Por isso, os ideais também são revolucionários, como a Revolução Francesa (1789), a Revolução Russa de 1917. E por isso acreditamos nesse ideal de educação pública de qualidade, integral, emancipatória, com conteúdos relevantes, democrática, pluralista, inclusiva. Sem dúvida, a educação pode mudar as raízes do Brasil, e isto não é sonho, miríade, sonambulismo, é uma projeção realista do presente que ainda segue em negação.

Mas, e a realidade, qual é?

Na realidade, ao menos do Estado de São Paulo (governo de São Paulo), vemos apostas na contradição, negação, violência contra a saúde cognitiva das crianças e dos jovens. A tal ponto que a justiça teve que proibir a oferta de materiais didáticos atentatórios aos bons costumes da inteligência social.

Essa história é longa: no primeiro ato tivemos o governador de São Paulo recusando os materiais didáticos (e os recursos) disponibilizados pelo Governo Federal. Iria digitalizar todo o conteúdo, com uma empresa em que assessores tinham participação acionária. No segundo ato, voltou atrás, afirmando que iria aceitar os aportes do governo federal e que iria “imprimir” os tais materiais digitais. No terceiro ato vieram materiais didáticos do próprio governo estadual com revelações acachapantes: “as praias da capital paulista são belíssimas”, “Dom Pedro II proclamou a Abolição da Escravatura”, “águas poluídas podem provocar Alzheimer”. A justiça de São Paulo mandou recolher esses slides.

Entre atos e desaforos, como estão os alunos? Estão subjugados a uma lógica excludente que ignora a realidade.  Estão imbuídos na viscosidade dos discursos de inovação educacional confundida, propositalmente (e por ignorância?), com a inovação tecnológica. Requisitam aos alunos compromissos e metas sem fornecer as condições necessárias. E o conteúdo escolar informado aos alunos passa a ser só um detalhe que, na penumbra, ganha uma liberdade tal que se perverte na castidade do conhecer. Alunos da escola pública de São Paulo, simplesmente, não tem acesso à internet e quando conseguem, nos poucos minutos na escola pública, não têm tempo para realizar suas atividades: “tarefas escolares” de um tarde levam quatro dias para serem realizadas.

O nível de desinformação é tão grande que é custoso acreditar em “erro primário”. Porque, se de fato for “apenas” erro de produção e de revisão desses “conteúdos”, é óbvio que a gestão do Estado de São Paulo – considerado um país dentro do Brasil – está acabada. Ao fazerem isso com a educação praiana, certamente, o malfeito pode (deve) se repetir na saúde, segurança, na gestão pública como um todo.

Uma outra hipótese nos levaria a pensar que alguém sabotou o governo do Estado, embutindo conteúdos grotescos na educação pública – só faltou dizer que a terra é plana e que o governo global é de reptilianos.

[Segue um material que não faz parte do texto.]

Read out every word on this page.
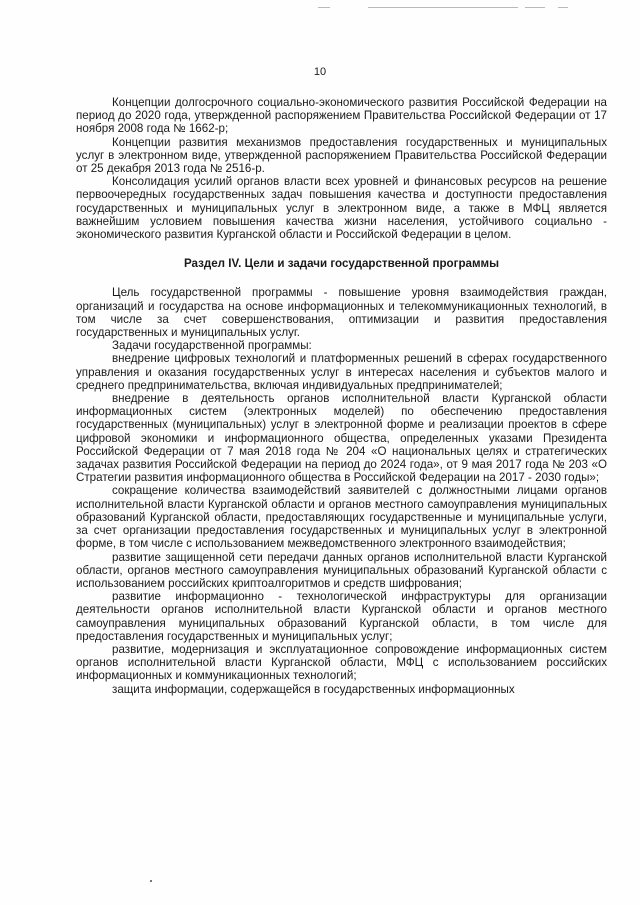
10

Концепции долгосрочного социально-экономического развития Российской Федерации на период до 2020 года, утвержденной распоряжением Правительства Российской Федерации от 17 ноября 2008 года № 1662-р;

Концепции развития механизмов предоставления государственных и муниципальных услуг в электронном виде, утвержденной распоряжением Правительства Российской Федерации от 25 декабря 2013 года № 2516-р.

Консолидация усилий органов власти всех уровней и финансовых ресурсов на решение первоочередных государственных задач повышения качества и доступности предоставления государственных и муниципальных услуг в электронном виде, а также в МФЦ является важнейшим условием повышения качества жизни населения, устойчивого социально - экономического развития Курганской области и Российской Федерации в целом.

Раздел IV. Цели и задачи государственной программы

Цель государственной программы - повышение уровня взаимодействия граждан, организаций и государства на основе информационных и телекоммуникационных технологий, в том числе за счет совершенствования, оптимизации и развития предоставления государственных и муниципальных услуг.

Задачи государственной программы:

внедрение цифровых технологий и платформенных решений в сферах государственного управления и оказания государственных услуг в интересах населения и субъектов малого и среднего предпринимательства, включая индивидуальных предпринимателей;

внедрение в деятельность органов исполнительной власти Курганской области информационных систем (электронных моделей) по обеспечению предоставления государственных (муниципальных) услуг в электронной форме и реализации проектов в сфере цифровой экономики и информационного общества, определенных указами Президента Российской Федерации от 7 мая 2018 года № 204 «О национальных целях и стратегических задачах развития Российской Федерации на период до 2024 года», от 9 мая 2017 года № 203 «О Стратегии развития информационного общества в Российской Федерации на 2017 - 2030 годы»;

сокращение количества взаимодействий заявителей с должностными лицами органов исполнительной власти Курганской области и органов местного самоуправления муниципальных образований Курганской области, предоставляющих государственные и муниципальные услуги, за счет организации предоставления государственных и муниципальных услуг в электронной форме, в том числе с использованием межведомственного электронного взаимодействия;

развитие защищенной сети передачи данных органов исполнительной власти Курганской области, органов местного самоуправления муниципальных образований Курганской области с использованием российских криптоалгоритмов и средств шифрования;

развитие информационно - технологической инфраструктуры для организации деятельности органов исполнительной власти Курганской области и органов местного самоуправления муниципальных образований Курганской области, в том числе для предоставления государственных и муниципальных услуг;

развитие, модернизация и эксплуатационное сопровождение информационных систем органов исполнительной власти Курганской области, МФЦ с использованием российских информационных и коммуникационных технологий;

защита информации, содержащейся в государственных информационных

Neste caso, que é difícil dizer se é pior do que a primeira hipótese, as condutas deveriam ser investigadas como atentados contra o Estado Democrático de Direito. Pois, as noções mínimas de realidade ao alcance da educação (art. 205 da CF88) e da cultura (art. 215 da Cf88) – que são eixos e pilares dos direitos fundamentais – estariam sob ataque frenético, disruptivo, com capacidade letal de manipulação por meio de uma asquerosa desinformação dos jovens.

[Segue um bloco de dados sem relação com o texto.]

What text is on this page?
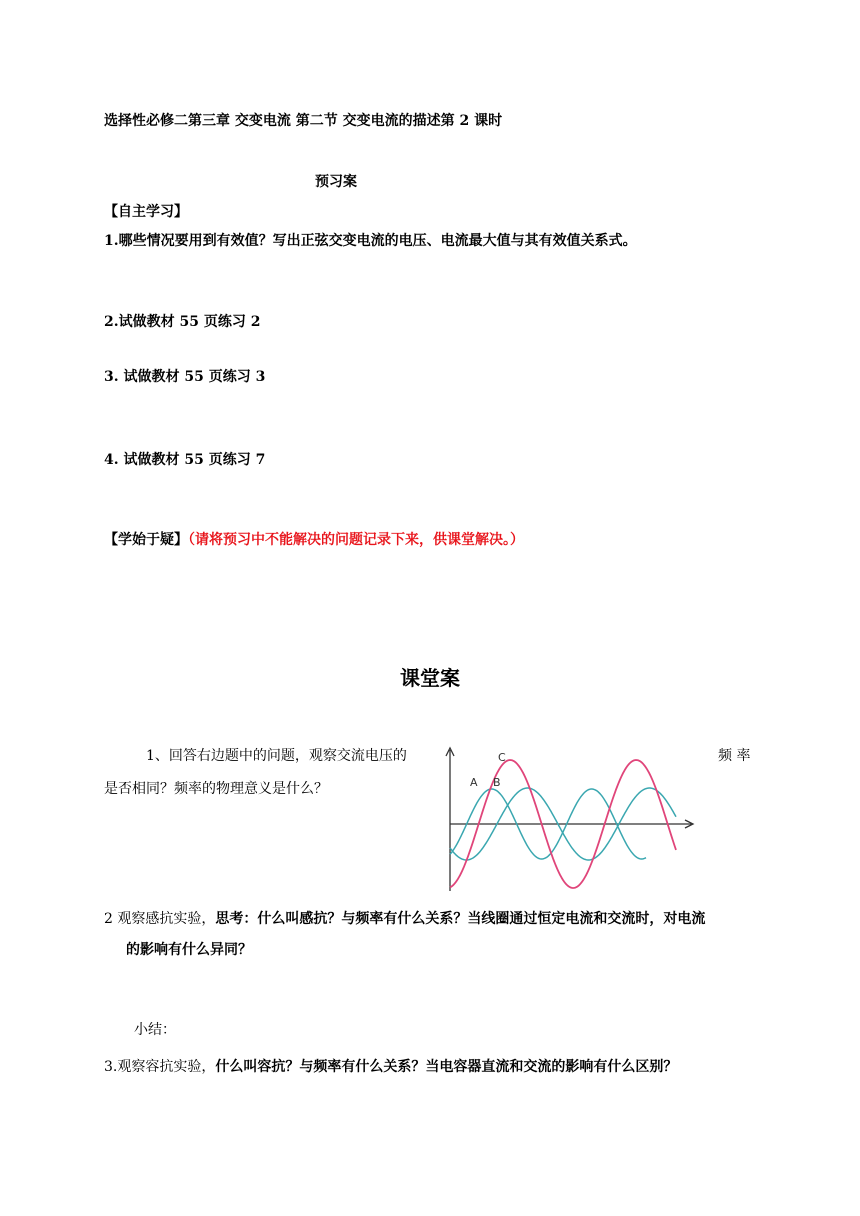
选择性必修二第三章 交变电流 第二节 交变电流的描述第 2 课时
预习案
【自主学习】
1.哪些情况要用到有效值？写出正弦交变电流的电压、电流最大值与其有效值关系式。
2.试做教材 55 页练习 2
3. 试做教材 55 页练习 3
4. 试做教材 55 页练习 7
【学始于疑】（请将预习中不能解决的问题记录下来，供课堂解决。）
课堂案
1、回答右边题中的问题，观察交流电压的	频 率
是否相同？频率的物理意义是什么？	A B
C
2 观察感抗实验，思考：什么叫感抗？与频率有什么关系？当线圈通过恒定电流和交流时，对电流
的影响有什么异同？
小结：
3.观察容抗实验，什么叫容抗？与频率有什么关系？当电容器直流和交流的影响有什么区别？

Nos dois casos, pior ainda se forem somados, temos a falência antecipada do governo do Estado mais rico do país e da América Latina. Não é pouca coisa. É muita coisa, a se contabilizar que esse governo tem “somente” oito meses de existência. Com tais erros crassos em sua gestão e nas políticas públicas – sem contar a chacina da Baixada Santista – o melhor seria a antecipação eleitoral. A distopia, herdeira do desapossado de Brasília em 2022, junto com Zema (nas Minas Gerais), não pode ser levada a sério – a não ser pela justiça popular dos/as eleitores/as, e da justiça paulista.